A advertência ao perigo do etnocentrismo, compreendido no sentido lato como uma "visão do mundo onde o nosso próprio grupo é tomado como centro de tudo e todos os outros são pensados e sentidos através dos nossos valores, nossos modelos, nossas definições do que é a existência" deve ser também entendida como um apêlo à necessária auto-crítica dos próprios especialistas que a expressam, o que exige a revisão de idéias e procedimentos defendidos e considerados até mesmo como evidentes.
O Congresso pretendeu, assim, salientar a necessidade de uma maior atenção à pesquisa científica de fundamentos como exigência da situação atual dos estudos de cunho musicológico no Brasil. O conceito de "fundamento" aquí expresso deve porém ser também adequadamente compreendido no sentido da intenção de seu emprêgo. Sendo um congresso motivado por data comemorativa, esse conceito foi entendido sobretudo no sentido histórico.
Em primeiro lugar, tratou-se da necessidade do desenvolvimento de estudos histórico-musicais - aprofundados com a consideração de seus fundamentos teológicos, filosóficos e conceituais - da época dos Descobrimentos, em contexto de relevância para o Brasil. Isso disse respeito sobretudo ao Canto Gregoriano, à Polifonia e à Música Instrumental.
Em segundo lugar, tratou-se da necessidade do estudo documentado das práticas para-litúrgicas da época e de tradições medievais difundidas em área geográfica extra-européia. Esses fundamentos históricos são essenciais para a compreensão de numerosos fatos de importância musicológica estudados sobretudo pelo Folclore, tais como Congadas, Marujadas, Barcas, Pastorís, Presépios, Folias, Dança de São Gonçalo, Dança de Santa Cruz, Festas do Divino e muitos outros.
As interpretações historicamente errôneas dessas tradições, sobretudo na literatura mais recente de cunho sócio-antropológico e etnomusicológico necessitam ser urgentemente corrigidas.
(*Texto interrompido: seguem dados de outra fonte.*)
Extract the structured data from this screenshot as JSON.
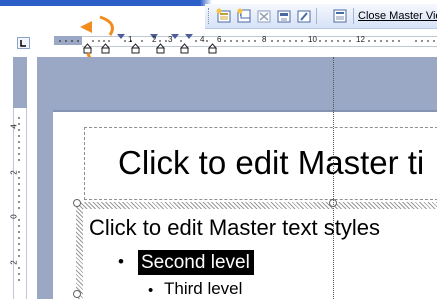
{
  "toolbar": {
    "close_master_view_label": "Close Master Vie",
    "buttons": [
      "insert-new-slide-master-icon",
      "insert-new-title-master-icon",
      "delete-master-icon",
      "preserve-master-icon",
      "rename-master-icon",
      "master-layout-icon"
    ]
  },
  "rulers": {
    "horizontal_numbers": [
      "1",
      "2",
      "3",
      "4",
      "6",
      "8",
      "10",
      "12"
    ],
    "vertical_numbers": [
      "4",
      "2",
      "0",
      "2"
    ]
  },
  "slide": {
    "title_text": "Click to edit Master ti",
    "body_level1": "Click to edit Master text styles",
    "body_level2": "Second level",
    "body_level3": "Third level",
    "bullet_char": "•"
  },
  "colors": {
    "canvas_background": "#9aa8c6",
    "arrow_accent": "#f28c1c",
    "selection_highlight": "#000000"
  }
}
Sem desmerecer o significado e a importância da métodos de investigação concentrados na prática atual de tais tradições, na memória e na consciência de seus participantes, procurou-se salientar o fato de que tais fatos folclóricos representam resultados de desenvolvimentos históricos suficientemente documentados e que a questão das origens não pode estar à disposição de suposições e hipóteses arbitráriamente a-históricas.
Em terceiro lugar, tratou-se da necessidade de um estudo crítico pormenorizado das menções documentais mais antigas a respeito das culturas indígenas. Entrou-se aquí, porém, em terreno mais complexo no que diz respeito à interpretação dos documentos, uma vez que escritos por observadores estranhos às respectivas culturas; além do mais, dada a inexistência ou a insuficiência, em muitos casos, de informações históricas a respeito de culturas vivas na atualidade, a reflexão deve aquí partir quase que exclusivamente da observação no presente.
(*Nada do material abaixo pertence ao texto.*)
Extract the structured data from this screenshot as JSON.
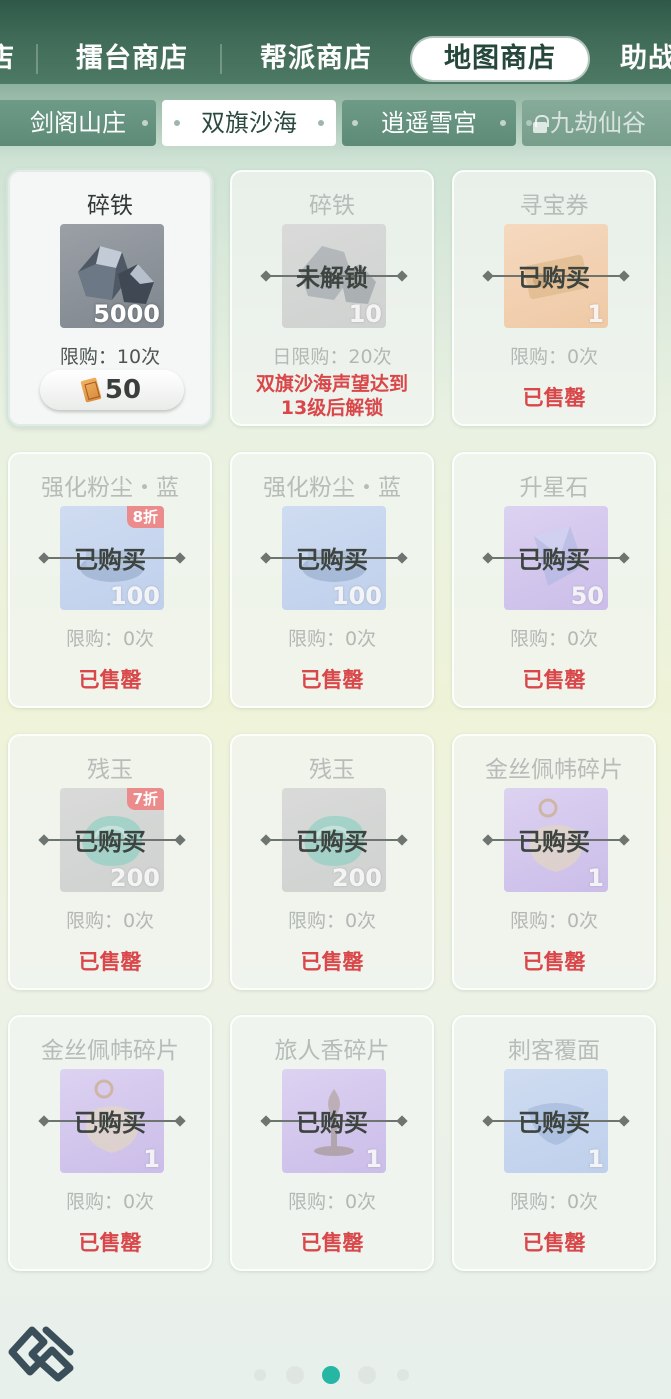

A esse respeito os idealizadores do Congresso salientaram que o conceito de "fundamentos" não quis absolutamente ser entendido em termos evolucionistas. O conceito deveria chamar a atenção, no caso, para a necessidade de estudos mais bem fundamentados sob todos os aspectos da investigação musicológica das culturas indígenas, também e principalmente do ponto de vista da observação de contextos.